As the credit market continues its see-sawing, some home truths are finally surfacing. One of the most bizarre trends in the past few years was the insatiable appetite of large institutions for structured investment vehicles, particularly CLOs and CDOs. I saw this at first hand, as I used to work for an insurer who bought inordinate amounts of this stuff, as it offered the magic combination of relatively high investment income with investment grade credit (or so S&P thought), as well as the "right accounting" treatment.
Now, I'll confess I didn't foresee how bad the underlying loans could go. The issue is only now beginning to surface, and will probably get far worse. However at the time I did wonder that this might be too much of a good thing, and suggested a minimal ticket in CDOs and CLOs. Unfortunately, Investment Committees in insurance firms are refugee camps for the financially inept. At best they are people who couldn't hack it in asset management, and at worse actuaries or accountants without a clue about how markets really operate.
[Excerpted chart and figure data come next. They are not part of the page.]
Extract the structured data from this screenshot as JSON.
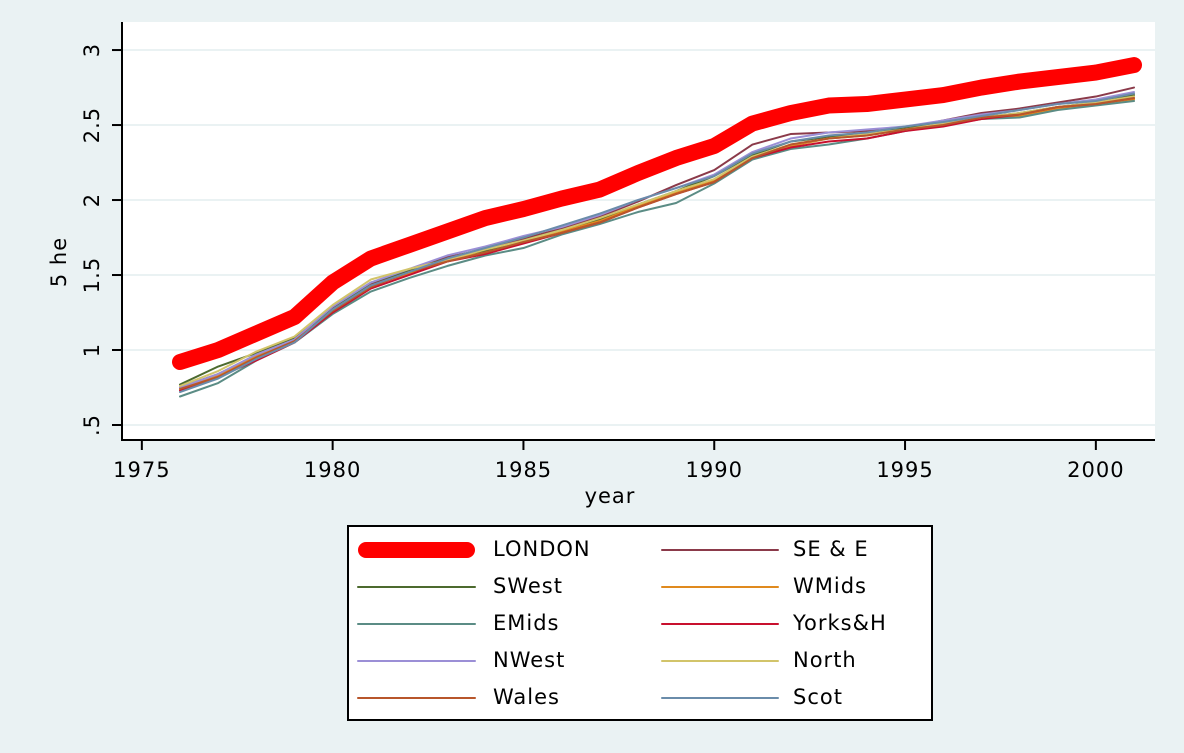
{
  "chart_data": {
    "type": "line",
    "x_label": "year",
    "y_label": "5 he",
    "x": [
      1976,
      1977,
      1978,
      1979,
      1980,
      1981,
      1982,
      1983,
      1984,
      1985,
      1986,
      1987,
      1988,
      1989,
      1990,
      1991,
      1992,
      1993,
      1994,
      1995,
      1996,
      1997,
      1998,
      1999,
      2000,
      2001
    ],
    "series": [
      {
        "name": "LONDON",
        "color": "#ff0000",
        "values": [
          0.92,
          1.0,
          1.11,
          1.22,
          1.45,
          1.61,
          1.7,
          1.79,
          1.88,
          1.94,
          2.01,
          2.07,
          2.18,
          2.28,
          2.36,
          2.51,
          2.58,
          2.63,
          2.64,
          2.67,
          2.7,
          2.75,
          2.79,
          2.82,
          2.85,
          2.9
        ]
      },
      {
        "name": "SE & E",
        "color": "#8b3a4a",
        "values": [
          0.75,
          0.84,
          0.96,
          1.07,
          1.28,
          1.44,
          1.53,
          1.62,
          1.67,
          1.74,
          1.81,
          1.89,
          1.99,
          2.1,
          2.2,
          2.37,
          2.44,
          2.45,
          2.46,
          2.48,
          2.53,
          2.58,
          2.61,
          2.65,
          2.69,
          2.75
        ]
      },
      {
        "name": "SWest",
        "color": "#4c6a2e",
        "values": [
          0.77,
          0.89,
          0.98,
          1.08,
          1.27,
          1.45,
          1.53,
          1.61,
          1.66,
          1.73,
          1.8,
          1.87,
          1.97,
          2.06,
          2.16,
          2.3,
          2.39,
          2.42,
          2.44,
          2.48,
          2.51,
          2.55,
          2.58,
          2.62,
          2.65,
          2.7
        ]
      },
      {
        "name": "WMids",
        "color": "#e08a1e",
        "values": [
          0.74,
          0.83,
          0.96,
          1.06,
          1.26,
          1.43,
          1.51,
          1.6,
          1.65,
          1.72,
          1.79,
          1.86,
          1.96,
          2.05,
          2.13,
          2.28,
          2.36,
          2.41,
          2.43,
          2.47,
          2.5,
          2.54,
          2.56,
          2.61,
          2.64,
          2.67
        ]
      },
      {
        "name": "EMids",
        "color": "#5b8c85",
        "values": [
          0.69,
          0.78,
          0.93,
          1.05,
          1.24,
          1.39,
          1.48,
          1.56,
          1.63,
          1.68,
          1.77,
          1.84,
          1.92,
          1.98,
          2.11,
          2.27,
          2.34,
          2.37,
          2.41,
          2.46,
          2.5,
          2.54,
          2.55,
          2.6,
          2.63,
          2.66
        ]
      },
      {
        "name": "Yorks&H",
        "color": "#c8102e",
        "values": [
          0.73,
          0.82,
          0.93,
          1.05,
          1.25,
          1.41,
          1.5,
          1.59,
          1.64,
          1.71,
          1.78,
          1.85,
          1.95,
          2.04,
          2.12,
          2.28,
          2.35,
          2.39,
          2.41,
          2.46,
          2.49,
          2.54,
          2.57,
          2.62,
          2.64,
          2.68
        ]
      },
      {
        "name": "NWest",
        "color": "#9b8fd6",
        "values": [
          0.75,
          0.84,
          0.97,
          1.07,
          1.29,
          1.45,
          1.54,
          1.63,
          1.69,
          1.76,
          1.82,
          1.9,
          2.0,
          2.08,
          2.17,
          2.32,
          2.41,
          2.45,
          2.47,
          2.49,
          2.53,
          2.57,
          2.6,
          2.64,
          2.67,
          2.72
        ]
      },
      {
        "name": "North",
        "color": "#d2c46a",
        "values": [
          0.76,
          0.86,
          0.99,
          1.09,
          1.3,
          1.47,
          1.54,
          1.6,
          1.67,
          1.73,
          1.8,
          1.88,
          1.97,
          2.06,
          2.14,
          2.29,
          2.37,
          2.41,
          2.44,
          2.47,
          2.51,
          2.55,
          2.58,
          2.62,
          2.65,
          2.69
        ]
      },
      {
        "name": "Wales",
        "color": "#b8562b",
        "values": [
          0.74,
          0.82,
          0.95,
          1.06,
          1.26,
          1.42,
          1.52,
          1.59,
          1.65,
          1.72,
          1.78,
          1.85,
          1.95,
          2.04,
          2.12,
          2.28,
          2.37,
          2.41,
          2.43,
          2.47,
          2.5,
          2.55,
          2.57,
          2.62,
          2.64,
          2.68
        ]
      },
      {
        "name": "Scot",
        "color": "#6a8caa",
        "values": [
          0.72,
          0.81,
          0.94,
          1.05,
          1.27,
          1.43,
          1.52,
          1.61,
          1.68,
          1.75,
          1.83,
          1.91,
          2.0,
          2.08,
          2.16,
          2.31,
          2.39,
          2.43,
          2.45,
          2.49,
          2.52,
          2.56,
          2.6,
          2.64,
          2.66,
          2.71
        ]
      }
    ],
    "xlim": [
      1974.48,
      2001.55
    ],
    "xticks": [
      1975,
      1980,
      1985,
      1990,
      1995,
      2000
    ],
    "ylim": [
      0.4,
      3.187
    ],
    "yticks": [
      {
        "value": 0.5,
        "label": ".5"
      },
      1,
      1.5,
      2,
      2.5,
      3
    ],
    "grid": true
  }
}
Dull, backward-looking and technically naive: a car crash-inducing combination.
The end result was that I was overridden, and seduced by those juicy (and quarterly results-friendly) returns, my employer invested ten times the recommended amount into structured vehicles. I soon after, and have watched the sorry tale unravel from afar over the past year. And yet, just like Citi, the management that got the firm into this mess are still in place.
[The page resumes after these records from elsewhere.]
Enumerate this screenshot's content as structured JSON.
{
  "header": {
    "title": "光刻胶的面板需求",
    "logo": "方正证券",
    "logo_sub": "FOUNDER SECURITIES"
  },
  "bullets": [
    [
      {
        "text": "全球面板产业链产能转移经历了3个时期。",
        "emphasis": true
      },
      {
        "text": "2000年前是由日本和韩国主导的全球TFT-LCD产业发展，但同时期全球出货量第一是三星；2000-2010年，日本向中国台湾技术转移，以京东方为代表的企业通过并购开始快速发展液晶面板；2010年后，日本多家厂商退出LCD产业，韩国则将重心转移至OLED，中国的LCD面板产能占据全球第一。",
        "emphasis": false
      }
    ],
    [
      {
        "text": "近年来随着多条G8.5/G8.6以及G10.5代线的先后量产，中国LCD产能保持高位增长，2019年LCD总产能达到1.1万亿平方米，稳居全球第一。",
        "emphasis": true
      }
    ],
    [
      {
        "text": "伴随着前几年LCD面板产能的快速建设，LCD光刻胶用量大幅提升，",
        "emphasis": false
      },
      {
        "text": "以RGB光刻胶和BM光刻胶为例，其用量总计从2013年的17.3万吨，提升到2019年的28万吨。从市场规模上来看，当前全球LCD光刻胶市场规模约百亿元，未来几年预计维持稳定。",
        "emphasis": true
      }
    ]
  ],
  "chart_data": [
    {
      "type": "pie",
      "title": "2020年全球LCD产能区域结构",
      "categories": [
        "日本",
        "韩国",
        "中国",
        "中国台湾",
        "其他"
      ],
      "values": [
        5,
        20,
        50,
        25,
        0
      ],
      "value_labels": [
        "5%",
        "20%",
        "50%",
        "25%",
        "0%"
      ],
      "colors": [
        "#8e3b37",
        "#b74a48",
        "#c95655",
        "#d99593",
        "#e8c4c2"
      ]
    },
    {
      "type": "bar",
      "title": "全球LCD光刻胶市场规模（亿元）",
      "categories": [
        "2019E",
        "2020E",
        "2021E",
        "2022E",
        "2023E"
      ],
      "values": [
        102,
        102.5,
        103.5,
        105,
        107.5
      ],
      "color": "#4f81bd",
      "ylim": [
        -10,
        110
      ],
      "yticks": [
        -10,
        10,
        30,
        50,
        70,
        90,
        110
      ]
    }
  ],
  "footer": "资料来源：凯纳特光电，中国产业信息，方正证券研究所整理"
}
The obsession with accounting results is bizarre. My opinion has always been that investment should be seen as an economic proposition - pushing it into accounting buckets merely creates perverse incentives to either trap liquidity or take inappropriate risks. This is a particular sin of insurers - most of the time they actually lose money underwriting insurance, and it's the investment income that comes to the rescue of the P&L. It's a pretty dicey bit of financial brinkmanship, and the sector is now reaping the results of that bet.